On Wed, May 12, 2010 at 11:44 AM, Stavros Macrakis
<macrakis at alum.mit.edu> wrote:
> On Tue, May 11, 2010 at 09:59, Robert Dodier <robert.dodier at gmail.com>
> wrote:
>>
>> ...There is a different interpretation of the float function, which
>> I think I would prefer, namely float(foo(x)) should return the
>> floating point number closest to the numerical value of foo(x).
>> ...
>> The latter is obviously more work
>
> That's an understatement! I suppose if we had arbitrary-precision interval
> arithmetic (which we don't) we could calculate foo(x) at ever increasing
> precisions until the interval was small enough (either 1e-16 relative error
> or 2e-323 absolute error near zero). But how often are such heroic measures
> really useful to the user?
Well, "return the floating point number closest to the numerical value"
is just the simplest, clearest thing I could think of ...

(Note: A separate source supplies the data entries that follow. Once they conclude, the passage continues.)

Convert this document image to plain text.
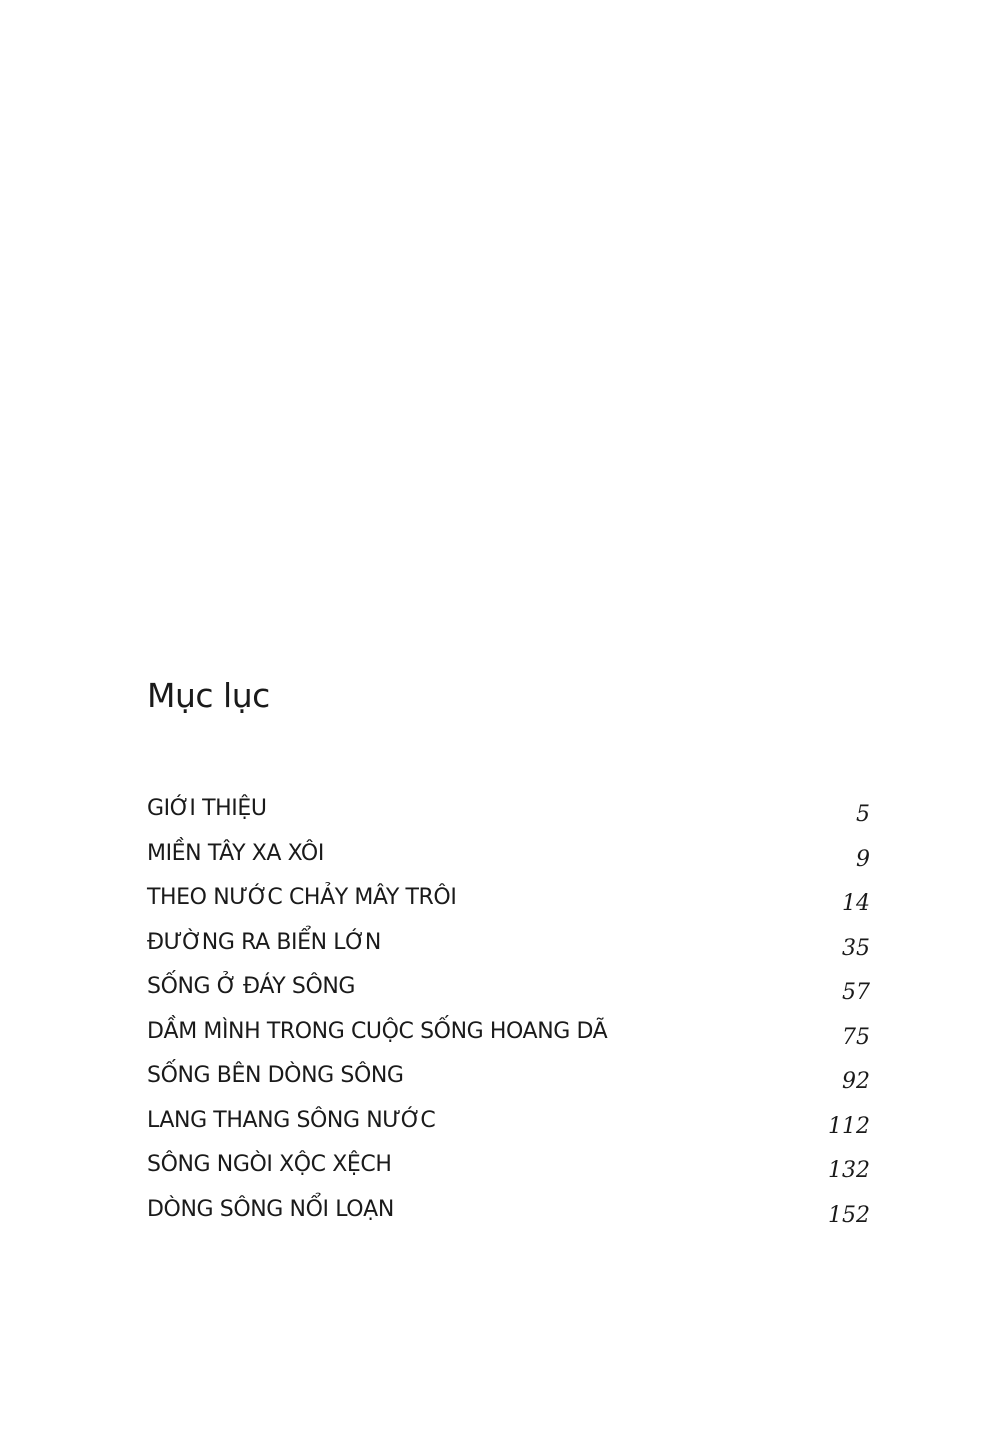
Mục lục
GIỚI THIỆU	5
MIỀN TÂY XA XÔI	9
THEO NƯỚC CHẢY MÂY TRÔI	14
ĐƯỜNG RA BIỂN LỚN	35
SỐNG Ở ĐÁY SÔNG	57
DẦM MÌNH TRONG CUỘC SỐNG HOANG DÃ	75
SỐNG BÊN DÒNG SÔNG	92
LANG THANG SÔNG NƯỚC	112
SÔNG NGÒI XỘC XỆCH	132
DÒNG SÔNG NỔI LOẠN	152
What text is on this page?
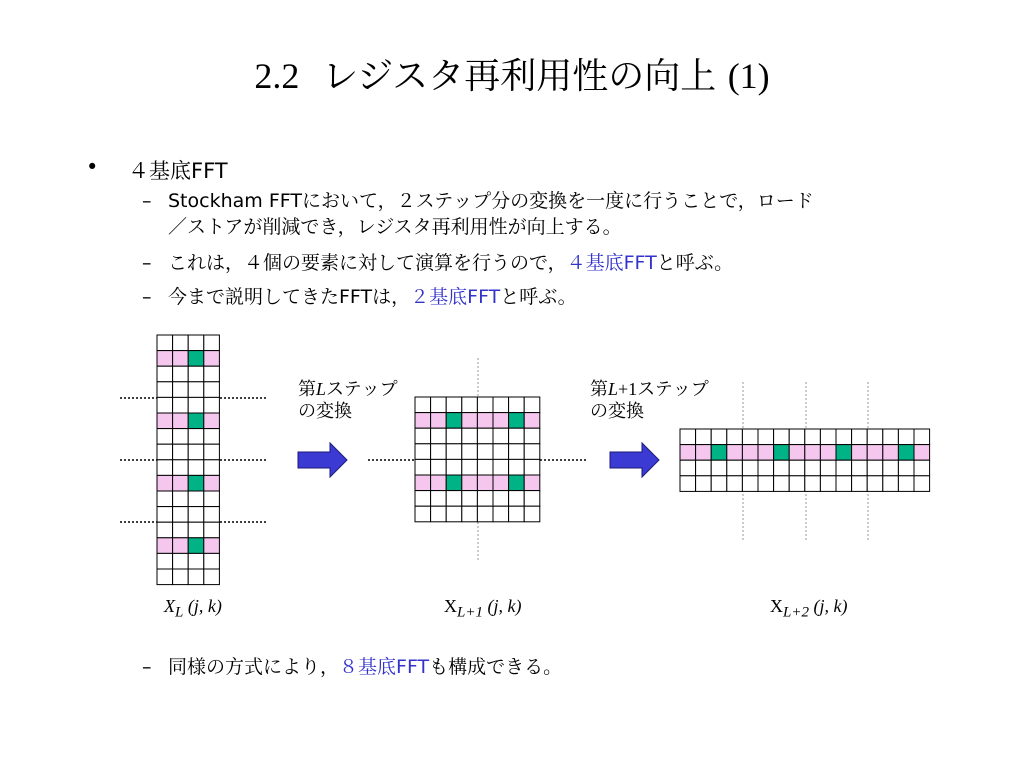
2.2 レジスタ再利用性の向上 (1)
• ４基底FFT
– Stockham FFTにおいて，２ステップ分の変換を一度に行うことで，ロード
／ストアが削減でき，レジスタ再利用性が向上する。
– これは，４個の要素に対して演算を行うので，４基底FFTと呼ぶ。
– 今まで説明してきたFFTは，２基底FFTと呼ぶ。
– 同様の方式により，８基底FFTも構成できる。
第Lステップ
の変換
第L+1ステップ
の変換
$X_L$ (j, k)	$X_{L+1}$ (j, k)	$X_{L+2}$ (j, k)
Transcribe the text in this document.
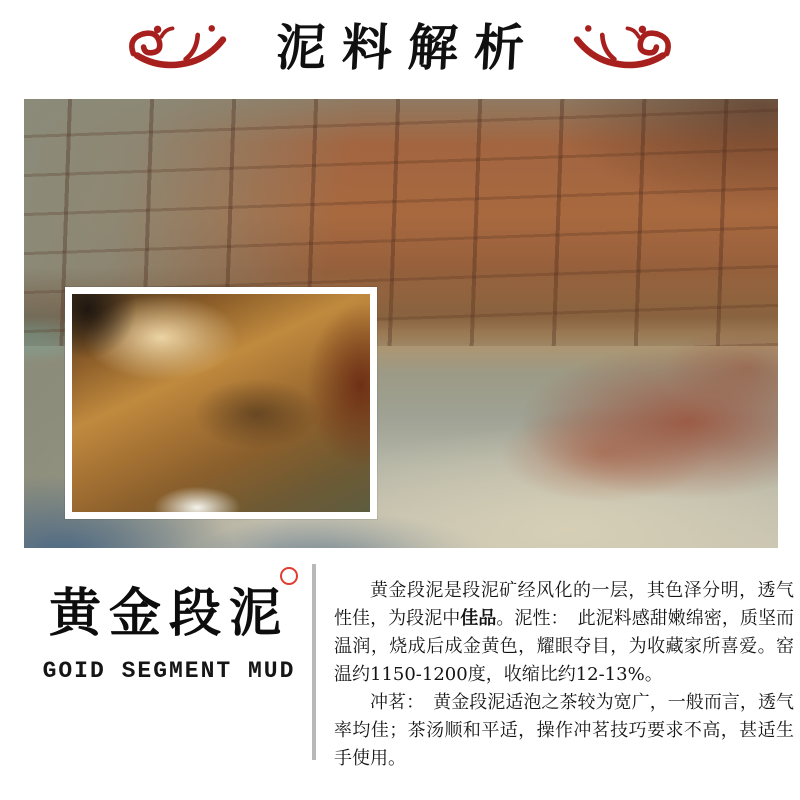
泥料解析
黄金段泥
GOID SEGMENT MUD

黄金段泥是段泥矿经风化的一层，其色泽分明，透气性佳，为段泥中佳品。泥性：　此泥料感甜嫩绵密，质坚而温润，烧成后成金黄色，耀眼夺目，为收藏家所喜爱。窑温约1150-1200度，收缩比约12-13%。

冲茗：　黄金段泥适泡之茶较为宽广，一般而言，透气率均佳；茶汤顺和平适，操作冲茗技巧要求不高，甚适生手使用。
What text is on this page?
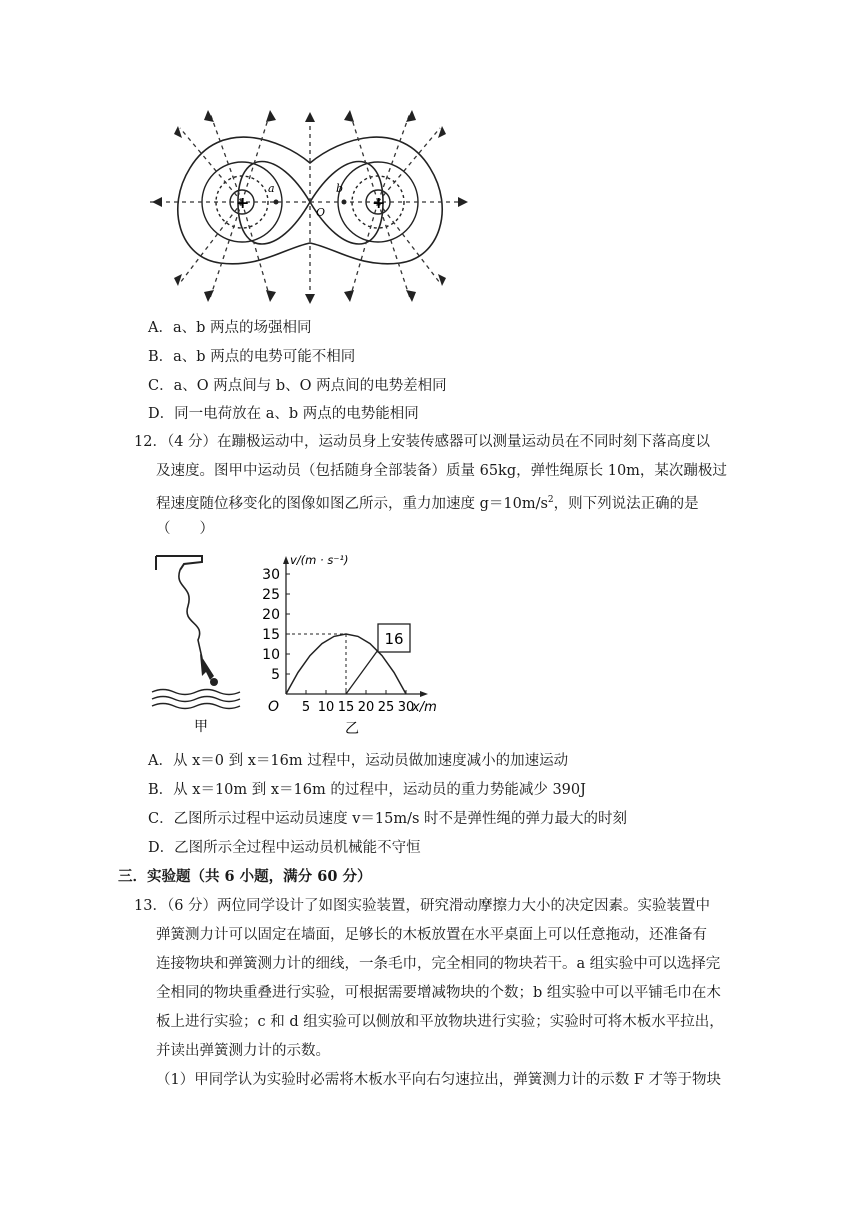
+	+
a	b
O
A．a、b 两点的场强相同
B．a、b 两点的电势可能不相同
C．a、O 两点间与 b、O 两点间的电势差相同
D．同一电荷放在 a、b 两点的电势能相同
12．（4 分）在蹦极运动中，运动员身上安装传感器可以测量运动员在不同时刻下落高度以
及速度。图甲中运动员（包括随身全部装备）质量 65kg，弹性绳原长 10m，某次蹦极过
程速度随位移变化的图像如图乙所示，重力加速度 $g=10m/s^2$，则下列说法正确的是
（　　）
甲	乙
5
10
15
20
25
30
5 10 15 20 25 30
O
v/(m · s⁻¹)
x/m
16
A．从 x＝0 到 x＝16m 过程中，运动员做加速度减小的加速运动
B．从 x＝10m 到 x＝16m 的过程中，运动员的重力势能减少 390J
C．乙图所示过程中运动员速度 v＝15m/s 时不是弹性绳的弹力最大的时刻
D．乙图所示全过程中运动员机械能不守恒
三．实验题（共 6 小题，满分 60 分）
13．（6 分）两位同学设计了如图实验装置，研究滑动摩擦力大小的决定因素。实验装置中
弹簧测力计可以固定在墙面，足够长的木板放置在水平桌面上可以任意拖动，还准备有
连接物块和弹簧测力计的细线，一条毛巾，完全相同的物块若干。a 组实验中可以选择完
全相同的物块重叠进行实验，可根据需要增减物块的个数；b 组实验中可以平铺毛巾在木
板上进行实验；c 和 d 组实验可以侧放和平放物块进行实验；实验时可将木板水平拉出，
并读出弹簧测力计的示数。
（1）甲同学认为实验时必需将木板水平向右匀速拉出，弹簧测力计的示数 F 才等于物块
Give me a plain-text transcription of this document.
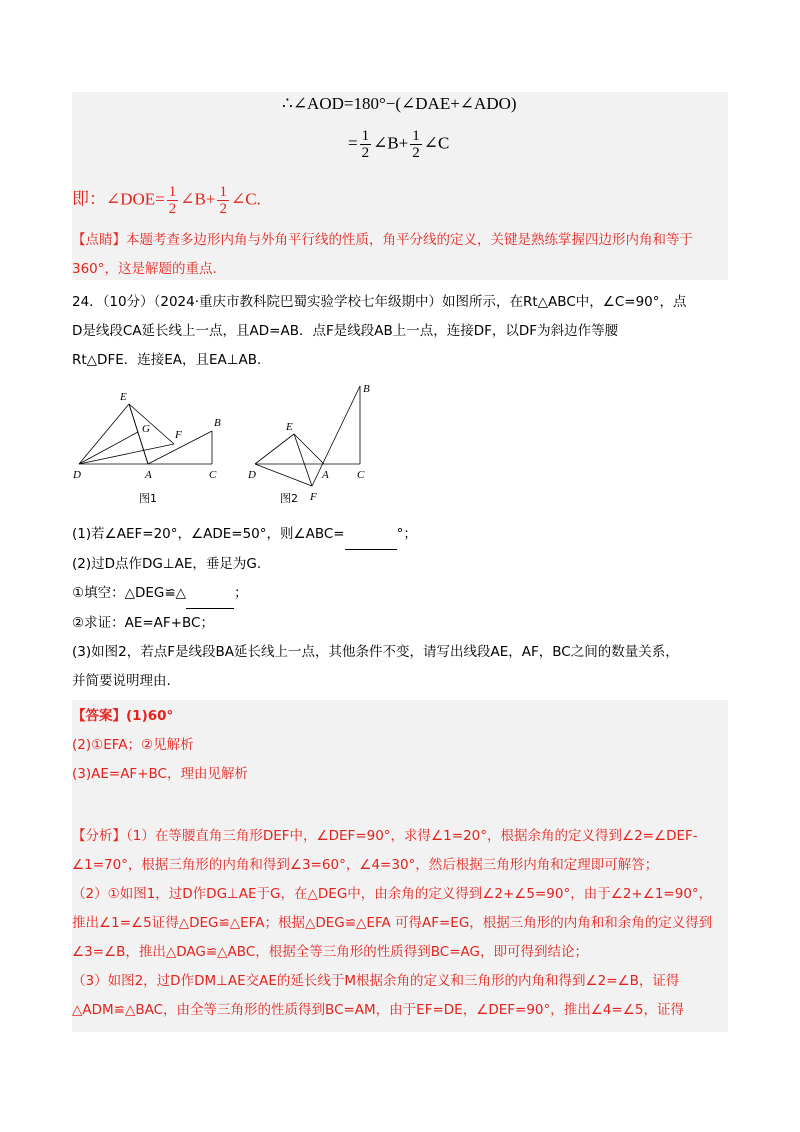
∴∠AOD=180°−(∠DAE+∠ADO)
= $\frac{1}{2}$ ∠B+ $\frac{1}{2}$ ∠C
即：∠DOE= $\frac{1}{2}$ ∠B+ $\frac{1}{2}$ ∠C.
【点睛】本题考查多边形内角与外角平行线的性质，角平分线的定义，关键是熟练掌握四边形内角和等于
360°，这是解题的重点.
24．（10分）（2024·重庆市教科院巴蜀实验学校七年级期中）如图所示，在Rt△ABC中，∠C=90°，点
D是线段CA延长线上一点，且AD=AB．点F是线段AB上一点，连接DF，以DF为斜边作等腰
Rt△DFE．连接EA，且EA⊥AB．
E
G F
B
D	A	C
B
E
D	A	C
F
图1	图2
(1)若∠AEF=20°，∠ADE=50°，则∠ABC=	°；
(2)过D点作DG⊥AE，垂足为G.
①填空：△DEG≌△	；
②求证：AE=AF+BC；
(3)如图2，若点F是线段BA延长线上一点，其他条件不变，请写出线段AE，AF，BC之间的数量关系，
并简要说明理由.
【答案】(1)60°
(2)①EFA；②见解析
(3)AE=AF+BC，理由见解析
【分析】（1）在等腰直角三角形DEF中，∠DEF=90°，求得∠1=20°，根据余角的定义得到∠2=∠DEF-
∠1=70°，根据三角形的内角和得到∠3=60°，∠4=30°，然后根据三角形内角和定理即可解答；
（2）①如图1，过D作DG⊥AE于G，在△DEG中，由余角的定义得到∠2+∠5=90°，由于∠2+∠1=90°，
推出∠1=∠5证得△DEG≌△EFA；根据△DEG≌△EFA 可得AF=EG，根据三角形的内角和和余角的定义得到
∠3=∠B，推出△DAG≌△ABC，根据全等三角形的性质得到BC=AG，即可得到结论；
（3）如图2，过D作DM⊥AE交AE的延长线于M根据余角的定义和三角形的内角和得到∠2=∠B，证得
△ADM≌△BAC，由全等三角形的性质得到BC=AM，由于EF=DE，∠DEF=90°，推出∠4=∠5，证得
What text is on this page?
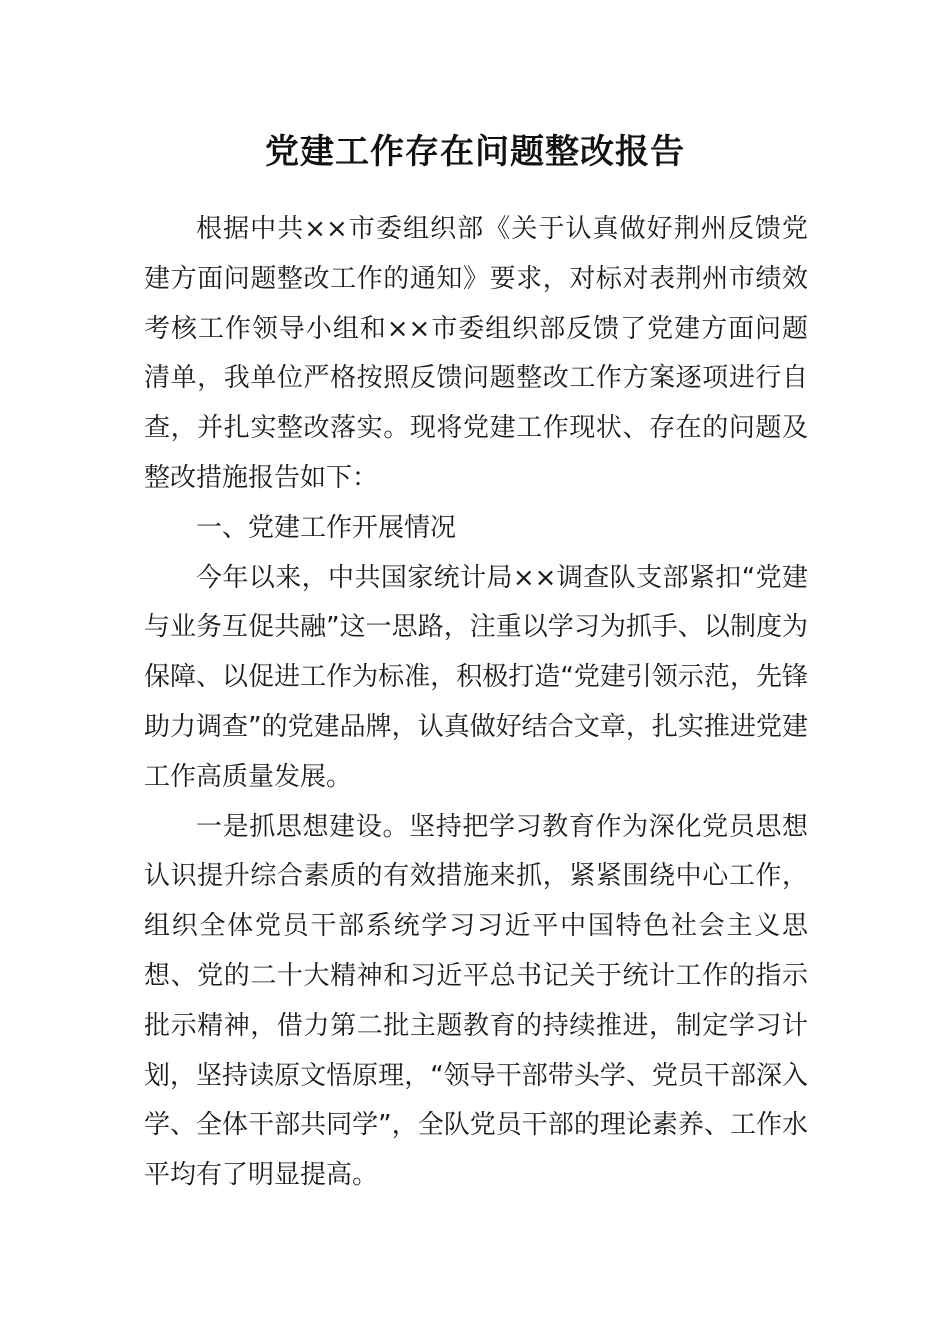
党建工作存在问题整改报告

根据中共××市委组织部《关于认真做好荆州反馈党建方面问题整改工作的通知》要求，对标对表荆州市绩效考核工作领导小组和××市委组织部反馈了党建方面问题清单，我单位严格按照反馈问题整改工作方案逐项进行自查，并扎实整改落实。现将党建工作现状、存在的问题及整改措施报告如下：

一、党建工作开展情况

今年以来，中共国家统计局××调查队支部紧扣“党建与业务互促共融”这一思路，注重以学习为抓手、以制度为保障、以促进工作为标准，积极打造“党建引领示范，先锋助力调查”的党建品牌，认真做好结合文章，扎实推进党建工作高质量发展。

一是抓思想建设。坚持把学习教育作为深化党员思想认识提升综合素质的有效措施来抓，紧紧围绕中心工作，组织全体党员干部系统学习习近平中国特色社会主义思想、党的二十大精神和习近平总书记关于统计工作的指示批示精神，借力第二批主题教育的持续推进，制定学习计划，坚持读原文悟原理，“领导干部带头学、党员干部深入学、全体干部共同学”，全队党员干部的理论素养、工作水平均有了明显提高。
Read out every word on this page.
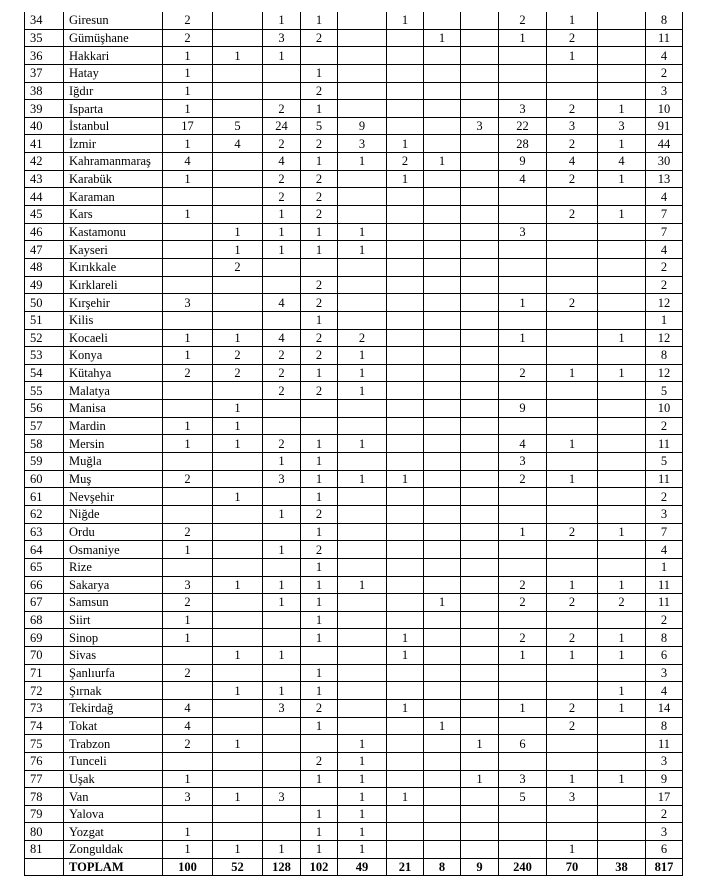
34	Giresun	2		1	1		1			2	1		8
35	Gümüşhane	2		3	2			1		1	2		11
36	Hakkari	1	1	1							1		4
37	Hatay	1			1								2
38	Iğdır	1			2								3
39	Isparta	1		2	1					3	2	1	10
40	İstanbul	17	5	24	5	9			3	22	3	3	91
41	İzmir	1	4	2	2	3	1			28	2	1	44
42	Kahramanmaraş	4		4	1	1	2	1		9	4	4	30
43	Karabük	1		2	2		1			4	2	1	13
44	Karaman			2	2								4
45	Kars	1		1	2						2	1	7
46	Kastamonu		1	1	1	1				3			7
47	Kayseri		1	1	1	1							4
48	Kırıkkale		2										2
49	Kırklareli				2								2
50	Kırşehir	3		4	2					1	2		12
51	Kilis				1								1
52	Kocaeli	1	1	4	2	2				1		1	12
53	Konya	1	2	2	2	1							8
54	Kütahya	2	2	2	1	1				2	1	1	12
55	Malatya			2	2	1							5
56	Manisa		1							9			10
57	Mardin	1	1										2
58	Mersin	1	1	2	1	1				4	1		11
59	Muğla			1	1					3			5
60	Muş	2		3	1	1	1			2	1		11
61	Nevşehir		1		1								2
62	Niğde			1	2								3
63	Ordu	2			1					1	2	1	7
64	Osmaniye	1		1	2								4
65	Rize				1								1
66	Sakarya	3	1	1	1	1				2	1	1	11
67	Samsun	2		1	1			1		2	2	2	11
68	Siirt	1			1								2
69	Sinop	1			1		1			2	2	1	8
70	Sivas		1	1			1			1	1	1	6
71	Şanlıurfa	2			1								3
72	Şırnak		1	1	1							1	4
73	Tekirdağ	4		3	2		1			1	2	1	14
74	Tokat	4			1			1			2		8
75	Trabzon	2	1			1			1	6			11
76	Tunceli				2	1							3
77	Uşak	1			1	1			1	3	1	1	9
78	Van	3	1	3		1	1			5	3		17
79	Yalova				1	1							2
80	Yozgat	1			1	1							3
81	Zonguldak	1	1	1	1	1					1		6
	TOPLAM	100	52	128	102	49	21	8	9	240	70	38	817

something like "return a floating point approximation to the numerical
value" leaves too much wiggle room, right? I could return 1.0 for
every positive value and say "Hey, at least I got the sign right."
Maybe there's a way to be more precise.
I'm not really stuck on the "closest float" idea; mostly I just want
to disconnect the specification of the float function from floating
point values in input variables. Propagating floats might or might
not be the best way to get to a final result which is a float.